In Köln wird mit Alexandre Cabanel ein Salonmaler gefeiert - Christian Lacroix inszeniert die Schau

Schöne Schinken, schicke Kulisse

Dekorative Leihgabe aus Montpellier: Alexandre Cabanels „Albaydé“ (1848). Foto: Wallraf-Richartz-Museum

Köln. Über 270 000 Besucher bei den Impressionisten in Essen, 100 000 beim Wegbereiter der Moderne, Gustave Courbet, in Frankfurt. Und was zeigt das Kölner Wallraf-Richartz-Museum zum Auftakt des Jahres, in dem es sein 150-jähriges Bestehen feiert? Einen Salonmaler namens Alexandre Cabanel, den kaum jemand kennt. Das muss verwundern.

Das 19. Jahrhundert ist wieder in. Und es hat mehr zu bieten als Manet und Monet, Renoir und van Gogh. Das meint Andreas Blühm, Direktor des altehrwürdigen Kölner Hauses: „Ich finde Cabanels Bilder unglaublich.“ Mit dieser Ausstellung, die zuvor in Montpellier, der Heimatstadt des Künstlers, gezeigt worden ist, gehe ein lang gehegter Wunsch in Erfüllung. „Wer Cabanels Werke als Teil der Kunstgeschichte des 19. Jahrhunderts betrachtet, wird verstehen, wogegen sich die Impressionisten mit ihrer Malerei gewandt haben.“

„Cabanel by Christian Lacroix“: Die Schau wird wie ein Markenprodukt angepriesen, verspricht aber keine neuen Modekreationen, sondern zeigt Damen mit umschatteten Augen, opulente Historienmalerei und Kaiser Napoleon III., der Cabanel zu seinem Hofmaler gemacht hat.
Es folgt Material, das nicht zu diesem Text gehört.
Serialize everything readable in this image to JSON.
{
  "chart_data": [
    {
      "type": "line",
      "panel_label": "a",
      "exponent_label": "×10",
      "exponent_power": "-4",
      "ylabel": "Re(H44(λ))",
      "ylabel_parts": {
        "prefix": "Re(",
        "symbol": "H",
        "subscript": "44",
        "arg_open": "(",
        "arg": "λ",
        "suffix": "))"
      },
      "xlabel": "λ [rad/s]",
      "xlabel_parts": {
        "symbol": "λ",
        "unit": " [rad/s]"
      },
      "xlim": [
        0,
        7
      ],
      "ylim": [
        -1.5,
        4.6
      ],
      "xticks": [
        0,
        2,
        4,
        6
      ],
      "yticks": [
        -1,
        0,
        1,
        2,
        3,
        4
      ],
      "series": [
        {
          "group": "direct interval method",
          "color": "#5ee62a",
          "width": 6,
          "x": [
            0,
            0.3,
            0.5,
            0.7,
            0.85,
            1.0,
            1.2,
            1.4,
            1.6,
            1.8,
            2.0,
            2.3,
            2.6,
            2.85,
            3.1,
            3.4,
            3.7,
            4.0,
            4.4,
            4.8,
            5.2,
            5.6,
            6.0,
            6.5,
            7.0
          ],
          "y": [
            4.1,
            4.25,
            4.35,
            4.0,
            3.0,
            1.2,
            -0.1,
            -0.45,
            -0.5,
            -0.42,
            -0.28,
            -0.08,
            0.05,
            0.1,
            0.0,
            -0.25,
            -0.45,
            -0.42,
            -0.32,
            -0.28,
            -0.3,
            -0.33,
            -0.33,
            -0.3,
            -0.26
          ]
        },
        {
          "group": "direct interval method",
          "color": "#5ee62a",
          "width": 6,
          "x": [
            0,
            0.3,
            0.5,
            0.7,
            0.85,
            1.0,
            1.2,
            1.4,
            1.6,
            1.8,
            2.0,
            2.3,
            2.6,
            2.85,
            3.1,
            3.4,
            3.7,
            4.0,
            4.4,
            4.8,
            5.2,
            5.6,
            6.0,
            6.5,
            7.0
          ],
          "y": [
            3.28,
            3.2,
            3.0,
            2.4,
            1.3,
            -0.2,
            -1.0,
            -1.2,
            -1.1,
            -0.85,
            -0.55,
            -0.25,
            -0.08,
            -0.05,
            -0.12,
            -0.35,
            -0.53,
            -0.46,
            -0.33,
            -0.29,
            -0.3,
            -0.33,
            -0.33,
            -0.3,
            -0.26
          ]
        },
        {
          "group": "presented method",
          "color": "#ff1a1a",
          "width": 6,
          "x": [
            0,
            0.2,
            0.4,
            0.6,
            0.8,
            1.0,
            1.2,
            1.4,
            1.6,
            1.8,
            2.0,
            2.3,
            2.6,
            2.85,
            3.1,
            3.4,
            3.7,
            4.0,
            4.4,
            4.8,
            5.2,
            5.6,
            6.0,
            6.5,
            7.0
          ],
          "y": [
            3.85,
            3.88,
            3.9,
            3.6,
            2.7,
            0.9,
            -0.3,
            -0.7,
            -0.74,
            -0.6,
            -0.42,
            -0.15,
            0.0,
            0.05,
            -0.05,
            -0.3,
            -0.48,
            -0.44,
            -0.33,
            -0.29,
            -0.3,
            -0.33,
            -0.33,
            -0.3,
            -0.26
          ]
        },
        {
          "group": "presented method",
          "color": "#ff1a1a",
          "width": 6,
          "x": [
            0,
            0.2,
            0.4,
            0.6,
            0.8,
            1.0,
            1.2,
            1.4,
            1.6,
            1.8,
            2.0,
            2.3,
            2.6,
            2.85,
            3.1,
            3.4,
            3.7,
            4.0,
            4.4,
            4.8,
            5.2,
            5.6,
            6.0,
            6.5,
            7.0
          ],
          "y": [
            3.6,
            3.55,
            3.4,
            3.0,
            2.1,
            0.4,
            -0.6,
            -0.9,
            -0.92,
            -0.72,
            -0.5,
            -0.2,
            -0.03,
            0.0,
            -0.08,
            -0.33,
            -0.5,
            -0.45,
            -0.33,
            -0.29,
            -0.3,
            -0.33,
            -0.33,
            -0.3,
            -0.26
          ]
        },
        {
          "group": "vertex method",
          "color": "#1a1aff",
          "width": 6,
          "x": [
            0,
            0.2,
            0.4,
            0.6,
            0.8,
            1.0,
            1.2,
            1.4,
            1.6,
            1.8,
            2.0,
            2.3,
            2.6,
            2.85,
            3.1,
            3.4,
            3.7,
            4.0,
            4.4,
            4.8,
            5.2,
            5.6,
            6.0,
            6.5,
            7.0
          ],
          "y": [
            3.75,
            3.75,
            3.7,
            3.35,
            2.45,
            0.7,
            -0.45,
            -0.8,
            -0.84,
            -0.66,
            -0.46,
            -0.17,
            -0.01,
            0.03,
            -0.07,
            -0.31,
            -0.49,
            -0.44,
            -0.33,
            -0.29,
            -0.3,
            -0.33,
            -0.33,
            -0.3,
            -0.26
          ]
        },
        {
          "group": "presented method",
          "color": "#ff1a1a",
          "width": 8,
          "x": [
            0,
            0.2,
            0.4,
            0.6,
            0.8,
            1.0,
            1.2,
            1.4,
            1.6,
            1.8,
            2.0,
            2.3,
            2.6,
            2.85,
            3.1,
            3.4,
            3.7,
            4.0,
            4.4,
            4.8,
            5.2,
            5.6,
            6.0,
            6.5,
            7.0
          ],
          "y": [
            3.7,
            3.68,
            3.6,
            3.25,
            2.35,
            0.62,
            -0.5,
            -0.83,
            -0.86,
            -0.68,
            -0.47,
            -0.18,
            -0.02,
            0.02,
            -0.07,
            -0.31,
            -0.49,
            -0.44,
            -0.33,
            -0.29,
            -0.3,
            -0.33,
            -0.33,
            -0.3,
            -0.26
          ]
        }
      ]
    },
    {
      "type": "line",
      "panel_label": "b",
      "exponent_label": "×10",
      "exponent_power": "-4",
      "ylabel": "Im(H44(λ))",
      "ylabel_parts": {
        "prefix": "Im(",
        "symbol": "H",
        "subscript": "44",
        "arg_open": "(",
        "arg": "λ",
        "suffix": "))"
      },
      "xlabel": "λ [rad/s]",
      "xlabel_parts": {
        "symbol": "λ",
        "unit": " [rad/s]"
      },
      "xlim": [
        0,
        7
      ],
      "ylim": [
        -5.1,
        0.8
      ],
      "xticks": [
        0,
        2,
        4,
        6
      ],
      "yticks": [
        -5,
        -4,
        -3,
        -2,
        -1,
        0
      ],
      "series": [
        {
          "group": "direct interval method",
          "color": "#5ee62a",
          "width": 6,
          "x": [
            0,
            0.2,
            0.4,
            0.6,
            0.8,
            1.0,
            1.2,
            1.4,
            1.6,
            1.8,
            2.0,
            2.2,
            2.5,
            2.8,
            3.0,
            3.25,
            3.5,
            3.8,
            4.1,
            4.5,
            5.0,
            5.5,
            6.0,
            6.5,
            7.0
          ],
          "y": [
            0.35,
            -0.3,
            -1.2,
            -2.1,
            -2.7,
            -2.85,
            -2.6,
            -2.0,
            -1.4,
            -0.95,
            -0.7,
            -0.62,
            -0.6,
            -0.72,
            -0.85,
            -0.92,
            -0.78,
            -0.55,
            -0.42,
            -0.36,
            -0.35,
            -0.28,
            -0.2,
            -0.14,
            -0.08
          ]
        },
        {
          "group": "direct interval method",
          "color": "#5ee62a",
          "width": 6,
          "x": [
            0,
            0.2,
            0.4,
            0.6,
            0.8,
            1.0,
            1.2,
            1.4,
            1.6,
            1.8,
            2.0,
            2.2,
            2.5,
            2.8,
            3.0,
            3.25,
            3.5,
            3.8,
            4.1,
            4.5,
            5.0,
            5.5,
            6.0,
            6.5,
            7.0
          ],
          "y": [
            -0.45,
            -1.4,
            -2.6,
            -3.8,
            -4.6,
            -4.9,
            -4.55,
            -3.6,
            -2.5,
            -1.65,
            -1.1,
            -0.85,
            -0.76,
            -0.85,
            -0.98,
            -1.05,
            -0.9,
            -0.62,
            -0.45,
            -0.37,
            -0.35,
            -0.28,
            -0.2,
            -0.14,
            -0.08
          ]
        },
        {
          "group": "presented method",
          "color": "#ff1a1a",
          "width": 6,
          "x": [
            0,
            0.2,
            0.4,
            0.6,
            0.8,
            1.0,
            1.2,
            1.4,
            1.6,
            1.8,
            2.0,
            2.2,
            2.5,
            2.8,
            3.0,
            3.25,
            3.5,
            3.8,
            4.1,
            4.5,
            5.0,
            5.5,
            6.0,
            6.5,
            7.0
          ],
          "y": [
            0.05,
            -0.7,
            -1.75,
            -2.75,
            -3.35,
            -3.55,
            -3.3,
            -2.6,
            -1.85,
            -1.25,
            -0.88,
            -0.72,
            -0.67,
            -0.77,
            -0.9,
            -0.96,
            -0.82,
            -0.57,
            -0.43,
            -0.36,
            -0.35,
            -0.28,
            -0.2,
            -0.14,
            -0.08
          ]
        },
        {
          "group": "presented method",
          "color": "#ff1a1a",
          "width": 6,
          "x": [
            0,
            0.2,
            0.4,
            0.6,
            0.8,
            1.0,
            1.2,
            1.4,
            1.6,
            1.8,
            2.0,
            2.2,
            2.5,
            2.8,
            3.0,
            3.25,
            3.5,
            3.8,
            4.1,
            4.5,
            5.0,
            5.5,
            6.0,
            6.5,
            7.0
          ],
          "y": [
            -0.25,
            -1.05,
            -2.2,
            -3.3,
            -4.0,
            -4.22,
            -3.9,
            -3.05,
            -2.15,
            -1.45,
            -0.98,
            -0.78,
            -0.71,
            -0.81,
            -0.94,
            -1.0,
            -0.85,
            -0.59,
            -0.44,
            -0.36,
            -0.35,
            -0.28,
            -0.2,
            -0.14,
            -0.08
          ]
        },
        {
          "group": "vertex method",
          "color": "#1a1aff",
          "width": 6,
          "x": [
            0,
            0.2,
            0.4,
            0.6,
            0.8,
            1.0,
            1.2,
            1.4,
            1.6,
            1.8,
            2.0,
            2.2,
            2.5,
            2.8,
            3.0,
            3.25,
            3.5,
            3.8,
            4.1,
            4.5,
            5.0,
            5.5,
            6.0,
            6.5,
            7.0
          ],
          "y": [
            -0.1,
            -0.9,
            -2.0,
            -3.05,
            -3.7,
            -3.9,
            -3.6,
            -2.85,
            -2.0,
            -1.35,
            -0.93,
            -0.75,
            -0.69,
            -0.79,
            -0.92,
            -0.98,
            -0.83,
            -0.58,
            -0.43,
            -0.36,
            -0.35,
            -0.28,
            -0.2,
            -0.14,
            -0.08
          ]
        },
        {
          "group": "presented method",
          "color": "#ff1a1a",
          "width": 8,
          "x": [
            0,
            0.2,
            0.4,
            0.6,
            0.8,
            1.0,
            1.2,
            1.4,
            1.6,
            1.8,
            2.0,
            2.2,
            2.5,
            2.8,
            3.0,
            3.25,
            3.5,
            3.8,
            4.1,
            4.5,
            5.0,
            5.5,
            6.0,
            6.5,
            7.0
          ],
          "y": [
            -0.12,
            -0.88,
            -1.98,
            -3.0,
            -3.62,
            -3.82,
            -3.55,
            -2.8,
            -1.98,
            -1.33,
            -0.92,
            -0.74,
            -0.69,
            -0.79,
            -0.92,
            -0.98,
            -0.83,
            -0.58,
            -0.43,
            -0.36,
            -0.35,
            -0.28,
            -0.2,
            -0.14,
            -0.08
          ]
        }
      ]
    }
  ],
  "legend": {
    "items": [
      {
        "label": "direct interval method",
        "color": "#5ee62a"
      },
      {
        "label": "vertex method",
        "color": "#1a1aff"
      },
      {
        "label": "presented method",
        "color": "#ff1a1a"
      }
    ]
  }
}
Die passende Kulisse für die schönen Schinken schuf Couturier Lacroix. Dieses Zusammenspiel hat bereits Kritik auf den Plan gerufen. Rufschädigend sei dies für ein öffentliches Haus.

Man kann darüber streiten, ob es nicht angemessener gewesen wäre, Cabanel und die Rolle der Salonmalerei deutlicher kunstgeschichtlich zu diskutieren, als den Maler als Apologeten des Schönen zu exponieren. Tatsache ist aber, dass der 1823 geborene Cabanel nicht irgendwer war, sondern einer der erfolgreichsten und angesehensten Künstler seiner Zeit. Und Art Director Lacroix hat eher zurückhaltend agiert. Seine braunen, blauen und roten Fototapeten mit dezent blassen Motiven nach alten Stichen liefern einen stimmungsvollen Hintergrund.

Wer Cabanel entdeckt, von dem sich kein Werk in einer deutschen Sammlung befindet, lernt einen Künstler kennen, dessen unzeitgemäße Bildthemen dem Geschmack der Zeit entsprachen. Neues war von ihm nicht zu erwarten. Er ging vielmehr konform mit der offiziellen Kunstdoktrin, und die hieß Akademismus: Malen nach strengen Regeln und an bedeutenden Vorbildern ausgerichtet. Für ihn waren das vor allem Michelangelo und Raffael.

Kulminationspunkte dieses konservativen Kunstverständnisses waren die Akademie, an der Cabanel lehrte, und der Salon, eine Art Kunstmesse, der eine Jury vorstand, die von Akademieprofessoren gestellt wurde. Hier schaffte der Maler mit seiner „Geburt der Venus“ den Durchbruch: Die Liebesgöttin räkelt sich von Putten umschwirrt und kess blinzelnd zwischen Himmel und Wellen.

Die erste Retrospektive des nach seinem Tod 1889 schnell vergessenen Künstlers ist ein Wagnis für ein Haus, das laut Direktor Blühm, „zur Bundesliga der deutschen Museen“ gehöre.

Bis 15. Mai, Tel. 0221/221-21119, www.wallraf.museum/ Katalog: 25 Euro.